At some point, this will be resolved. These gifted athletes will take the field and play ball again. When that day comes around, I'll be admittedly feeling somewhat disgruntled over being deprived of my favorite sport, but I won't even pretend that I would even consider not coming back to baseball. I've loved the game for more than a half-century. I also spent much of that time wishing for owners that weren't some lethal combination of cheapskate and numbskull. I still enthusiastically want to see where Steve Cohen's deep pockets and willingness to invest in the underlying infrastructure can take this club.

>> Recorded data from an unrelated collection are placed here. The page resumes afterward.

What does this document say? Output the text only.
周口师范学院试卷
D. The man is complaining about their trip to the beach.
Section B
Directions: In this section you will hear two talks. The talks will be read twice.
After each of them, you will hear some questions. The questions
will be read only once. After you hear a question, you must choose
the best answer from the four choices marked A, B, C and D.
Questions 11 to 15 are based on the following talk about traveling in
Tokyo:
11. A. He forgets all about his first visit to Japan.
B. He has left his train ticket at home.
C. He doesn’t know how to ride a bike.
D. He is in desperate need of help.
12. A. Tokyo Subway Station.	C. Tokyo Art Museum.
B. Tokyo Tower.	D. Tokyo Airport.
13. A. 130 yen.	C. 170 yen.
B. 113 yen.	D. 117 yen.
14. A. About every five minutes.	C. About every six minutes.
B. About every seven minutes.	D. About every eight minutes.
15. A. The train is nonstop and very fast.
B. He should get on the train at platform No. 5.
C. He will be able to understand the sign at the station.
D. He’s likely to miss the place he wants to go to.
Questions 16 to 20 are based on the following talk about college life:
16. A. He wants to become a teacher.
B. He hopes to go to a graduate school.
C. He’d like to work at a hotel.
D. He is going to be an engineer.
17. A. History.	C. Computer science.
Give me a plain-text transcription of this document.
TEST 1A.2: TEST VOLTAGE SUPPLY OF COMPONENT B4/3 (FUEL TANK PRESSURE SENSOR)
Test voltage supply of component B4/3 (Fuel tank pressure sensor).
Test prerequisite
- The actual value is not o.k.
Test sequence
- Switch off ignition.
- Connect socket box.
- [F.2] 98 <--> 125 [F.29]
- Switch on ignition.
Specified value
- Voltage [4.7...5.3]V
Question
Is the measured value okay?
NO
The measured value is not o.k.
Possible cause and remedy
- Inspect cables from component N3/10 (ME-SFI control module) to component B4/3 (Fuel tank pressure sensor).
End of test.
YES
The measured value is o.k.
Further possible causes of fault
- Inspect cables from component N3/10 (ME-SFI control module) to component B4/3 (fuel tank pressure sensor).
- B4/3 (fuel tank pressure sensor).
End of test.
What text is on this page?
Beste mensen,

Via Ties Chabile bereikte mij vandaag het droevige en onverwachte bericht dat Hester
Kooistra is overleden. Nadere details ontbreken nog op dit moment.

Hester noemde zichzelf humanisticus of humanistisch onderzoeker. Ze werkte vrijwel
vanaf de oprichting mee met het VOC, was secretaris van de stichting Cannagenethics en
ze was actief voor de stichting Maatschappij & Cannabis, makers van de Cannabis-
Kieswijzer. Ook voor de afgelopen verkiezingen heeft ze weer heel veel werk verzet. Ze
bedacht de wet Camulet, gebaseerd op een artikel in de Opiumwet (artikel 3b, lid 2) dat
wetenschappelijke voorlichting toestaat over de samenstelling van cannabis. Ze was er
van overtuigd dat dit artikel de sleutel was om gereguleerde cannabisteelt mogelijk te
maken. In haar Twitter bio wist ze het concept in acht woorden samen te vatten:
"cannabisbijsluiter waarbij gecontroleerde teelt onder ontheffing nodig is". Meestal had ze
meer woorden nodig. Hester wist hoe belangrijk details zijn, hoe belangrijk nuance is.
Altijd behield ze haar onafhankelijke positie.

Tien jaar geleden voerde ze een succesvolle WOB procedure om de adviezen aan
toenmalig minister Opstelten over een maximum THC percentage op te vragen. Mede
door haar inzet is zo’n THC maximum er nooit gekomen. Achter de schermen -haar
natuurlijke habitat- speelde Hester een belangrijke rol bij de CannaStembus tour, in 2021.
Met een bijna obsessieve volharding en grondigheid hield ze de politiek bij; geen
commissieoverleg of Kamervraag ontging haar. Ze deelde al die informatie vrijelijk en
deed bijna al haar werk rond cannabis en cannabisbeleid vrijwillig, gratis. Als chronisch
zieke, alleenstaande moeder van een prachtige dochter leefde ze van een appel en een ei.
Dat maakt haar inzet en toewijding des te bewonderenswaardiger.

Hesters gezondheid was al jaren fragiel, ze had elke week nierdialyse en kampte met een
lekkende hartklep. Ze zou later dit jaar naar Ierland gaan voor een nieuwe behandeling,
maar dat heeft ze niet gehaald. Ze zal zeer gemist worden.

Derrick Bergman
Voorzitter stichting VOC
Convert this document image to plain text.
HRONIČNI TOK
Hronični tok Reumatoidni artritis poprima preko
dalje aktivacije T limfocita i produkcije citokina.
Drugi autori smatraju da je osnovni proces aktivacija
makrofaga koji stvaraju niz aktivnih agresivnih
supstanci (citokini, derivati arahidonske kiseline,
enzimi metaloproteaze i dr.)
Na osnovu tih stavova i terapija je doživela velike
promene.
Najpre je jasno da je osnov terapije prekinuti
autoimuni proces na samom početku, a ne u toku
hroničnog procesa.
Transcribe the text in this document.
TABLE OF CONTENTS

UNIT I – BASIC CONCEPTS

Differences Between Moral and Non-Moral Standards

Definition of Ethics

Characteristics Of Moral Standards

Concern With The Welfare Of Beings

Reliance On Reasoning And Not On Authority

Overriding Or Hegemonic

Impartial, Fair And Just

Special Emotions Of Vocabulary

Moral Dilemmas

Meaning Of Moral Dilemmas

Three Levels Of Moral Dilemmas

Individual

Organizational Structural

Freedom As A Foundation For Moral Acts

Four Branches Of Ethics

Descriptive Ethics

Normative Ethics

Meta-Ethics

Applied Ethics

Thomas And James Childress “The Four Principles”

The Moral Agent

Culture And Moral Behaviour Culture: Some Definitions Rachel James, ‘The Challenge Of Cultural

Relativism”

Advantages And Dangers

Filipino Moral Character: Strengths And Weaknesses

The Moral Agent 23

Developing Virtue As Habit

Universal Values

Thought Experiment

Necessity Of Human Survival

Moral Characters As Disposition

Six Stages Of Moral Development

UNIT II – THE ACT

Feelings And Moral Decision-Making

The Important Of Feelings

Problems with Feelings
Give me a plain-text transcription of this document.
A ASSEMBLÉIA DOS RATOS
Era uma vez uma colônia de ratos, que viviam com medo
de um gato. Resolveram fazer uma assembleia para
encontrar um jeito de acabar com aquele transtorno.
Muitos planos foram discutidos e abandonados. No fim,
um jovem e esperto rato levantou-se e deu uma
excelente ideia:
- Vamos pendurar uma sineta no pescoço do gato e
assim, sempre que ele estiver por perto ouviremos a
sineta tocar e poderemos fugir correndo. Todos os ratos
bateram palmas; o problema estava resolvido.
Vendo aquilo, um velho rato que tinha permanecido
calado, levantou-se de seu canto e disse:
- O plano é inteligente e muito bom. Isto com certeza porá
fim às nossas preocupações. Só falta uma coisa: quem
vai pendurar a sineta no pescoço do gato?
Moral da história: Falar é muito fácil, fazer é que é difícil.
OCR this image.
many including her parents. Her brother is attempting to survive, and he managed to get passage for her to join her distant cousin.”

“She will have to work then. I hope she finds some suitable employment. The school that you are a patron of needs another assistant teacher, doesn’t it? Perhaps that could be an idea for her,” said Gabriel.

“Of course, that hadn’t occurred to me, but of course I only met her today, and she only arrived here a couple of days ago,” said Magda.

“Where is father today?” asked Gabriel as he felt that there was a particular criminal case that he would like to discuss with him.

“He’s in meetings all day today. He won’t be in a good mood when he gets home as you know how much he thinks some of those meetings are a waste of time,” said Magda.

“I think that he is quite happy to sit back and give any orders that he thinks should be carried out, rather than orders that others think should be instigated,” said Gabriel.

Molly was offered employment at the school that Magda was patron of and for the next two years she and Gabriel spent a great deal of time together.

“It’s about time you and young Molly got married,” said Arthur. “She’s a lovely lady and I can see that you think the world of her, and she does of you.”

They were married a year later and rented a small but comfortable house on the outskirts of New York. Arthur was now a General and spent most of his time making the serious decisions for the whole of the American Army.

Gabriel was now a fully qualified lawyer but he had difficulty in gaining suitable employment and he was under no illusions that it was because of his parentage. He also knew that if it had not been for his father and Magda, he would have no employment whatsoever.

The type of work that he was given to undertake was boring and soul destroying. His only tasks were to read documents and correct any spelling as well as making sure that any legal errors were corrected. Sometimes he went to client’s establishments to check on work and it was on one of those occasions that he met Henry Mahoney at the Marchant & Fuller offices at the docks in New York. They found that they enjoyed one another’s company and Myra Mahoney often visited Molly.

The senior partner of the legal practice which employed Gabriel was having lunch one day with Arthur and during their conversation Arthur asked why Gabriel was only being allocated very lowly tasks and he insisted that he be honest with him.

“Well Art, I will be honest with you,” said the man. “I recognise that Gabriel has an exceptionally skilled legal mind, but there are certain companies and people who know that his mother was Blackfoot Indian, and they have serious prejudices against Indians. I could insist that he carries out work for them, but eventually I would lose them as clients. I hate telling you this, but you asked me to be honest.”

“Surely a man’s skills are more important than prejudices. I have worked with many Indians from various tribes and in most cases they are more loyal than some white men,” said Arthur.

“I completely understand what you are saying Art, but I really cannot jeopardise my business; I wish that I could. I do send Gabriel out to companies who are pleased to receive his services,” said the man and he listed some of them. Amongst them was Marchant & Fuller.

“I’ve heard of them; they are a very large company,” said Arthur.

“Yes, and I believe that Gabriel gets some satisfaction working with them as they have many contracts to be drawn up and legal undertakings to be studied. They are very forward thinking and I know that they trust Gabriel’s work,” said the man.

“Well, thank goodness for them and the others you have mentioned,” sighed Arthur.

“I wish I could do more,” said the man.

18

I'm 63 years old and have no children with whom to share my love of baseball. I have no long-term stake in the ultimate health of MLB. It's quite likely to survive during my remaining time on this planet. Still, as someone who has loved the game for most of my life, I honestly hope that baseball continues to be a wonderful and vital sport after I'm gone. I think most real fans of the game feel that way. Sadly, that doesn't seem to be the hope of MLB owners, many of whom are, like me, older folks. They want theirs now — and don't seem to give a damn at all what happens to this game once they've checked out.

I've said my piece on this subject. I still have non-CBA topics that I wish to continue writing about as time permits. I will do so throughout this lockout, and I hope those of you who don't find yourselves wholly alienated from this sport will continue to stop by this space. In the meantime, please be well and take care.